Josie folded the blanket, "I still don’t get it."
"He forgot to change his after-shave;” Steel tucked the sweater into his jeans and buckled up the belt.
"It may be for the best that we left him behind." Josie said as they walked back to the car and made ready to leave. "I'm not sure I could have coped with you persuading him to talk." Josie tossed the blanket on the back seat and slid behind the wheel. Steel eased himself on to the passenger seat as she started the engine. The Range Rover swung back on to the road and headed west, the delay may have been avoidable, but it reduced the waiting time at Sunart and she reckoned that was the vulnerable part of the journey. Jammed at the end of the road they would be effectively trapped until Charlie arrived with Westering Home.
"Why Salen, why not Ardnamurchan, as far down the road as we can go, there's a little ferry across to Tobermory which would probably take the Range Rover?” Josie pushed for an answer. Steel said nothing for a few minutes, but stared out of the window. That wasn't the question she wanted to ask and they both knew it. "Ardnamurchan is too far, when we reach Salen I'll ask Kurt to take the Range Rover across to Mull via Lochaline. When we reach Salen, no, before then, past the Lochaline turn off we need to change the plates, there should be a spare set under the rear floor."
"And probably a lot of other stuff as well." She muttered.
"No doubt, but by the time we've finished, if anyone is watching the Lochaline route they won't immediately link this vehicle with us."

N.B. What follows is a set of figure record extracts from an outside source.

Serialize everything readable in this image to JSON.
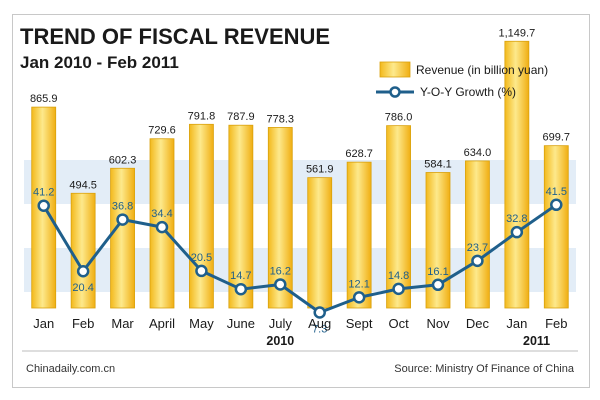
{
  "chart_data": {
    "type": "bar",
    "title": "TREND OF FISCAL REVENUE",
    "subtitle": "Jan 2010 - Feb 2011",
    "categories": [
      "Jan",
      "Feb",
      "Mar",
      "April",
      "May",
      "June",
      "July",
      "Aug",
      "Sept",
      "Oct",
      "Nov",
      "Dec",
      "Jan",
      "Feb"
    ],
    "year_labels": [
      {
        "label": "2010",
        "category_index": 6
      },
      {
        "label": "2011",
        "category_index": 12.5
      }
    ],
    "series": [
      {
        "name": "Revenue (in billion yuan)",
        "type": "bar",
        "values": [
          865.9,
          494.5,
          602.3,
          729.6,
          791.8,
          787.9,
          778.3,
          561.9,
          628.7,
          786.0,
          584.1,
          634.0,
          1149.7,
          699.7
        ],
        "labels": [
          "865.9",
          "494.5",
          "602.3",
          "729.6",
          "791.8",
          "787.9",
          "778.3",
          "561.9",
          "628.7",
          "786.0",
          "584.1",
          "634.0",
          "1,149.7",
          "699.7"
        ]
      },
      {
        "name": "Y-O-Y Growth (%)",
        "type": "line",
        "values": [
          41.2,
          20.4,
          36.8,
          34.4,
          20.5,
          14.7,
          16.2,
          7.3,
          12.1,
          14.8,
          16.1,
          23.7,
          32.8,
          41.5
        ],
        "labels": [
          "41.2",
          "20.4",
          "36.8",
          "34.4",
          "20.5",
          "14.7",
          "16.2",
          "7.3",
          "12.1",
          "14.8",
          "16.1",
          "23.7",
          "32.8",
          "41.5"
        ]
      }
    ],
    "legend_position": "top-right",
    "grid": false,
    "colors": {
      "bar": "#f6c22a",
      "bar_light": "#fde98c",
      "line": "#1f5f8b",
      "band": "#d7e6f4"
    },
    "footer_left": "Chinadaily.com.cn",
    "footer_right": "Source: Ministry Of Finance of China"
  }
}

"It can't fool them completely?"
"No, it can't, but it will give us time. Time is what we need, what I need. After this morning's little episode I'm in no fit state to charge around like a maniac." Steel fell silent again and w
atched the scenery flit past. "Josie, will that mobile work here, even with the mountains around us."
"It should do, it's a sat-phone."
Steel picked up the handset, untangled the charging lead and found Jill Darling's number crumpled up in his pocket. He keyed in the number and pressed call; the phone rang and clicked on to the answering machine. "Jill, it's Steel," he began, "it doesn't matter whether you're listening to this or not, you'll hear it eventually. There is an explanation for what happened today, I need to talk to your friend in the Coastguard. Meet me, both of you, tomorrow, where you'll find the water of life in Mary's well." He switched off the phone and dropped it back beside the seat. Josie ignored the road for Lochaline and drove on, now more conscientiously checking the road ahead and behind and waiting for a spot to pull off and make the changes Steel had planned.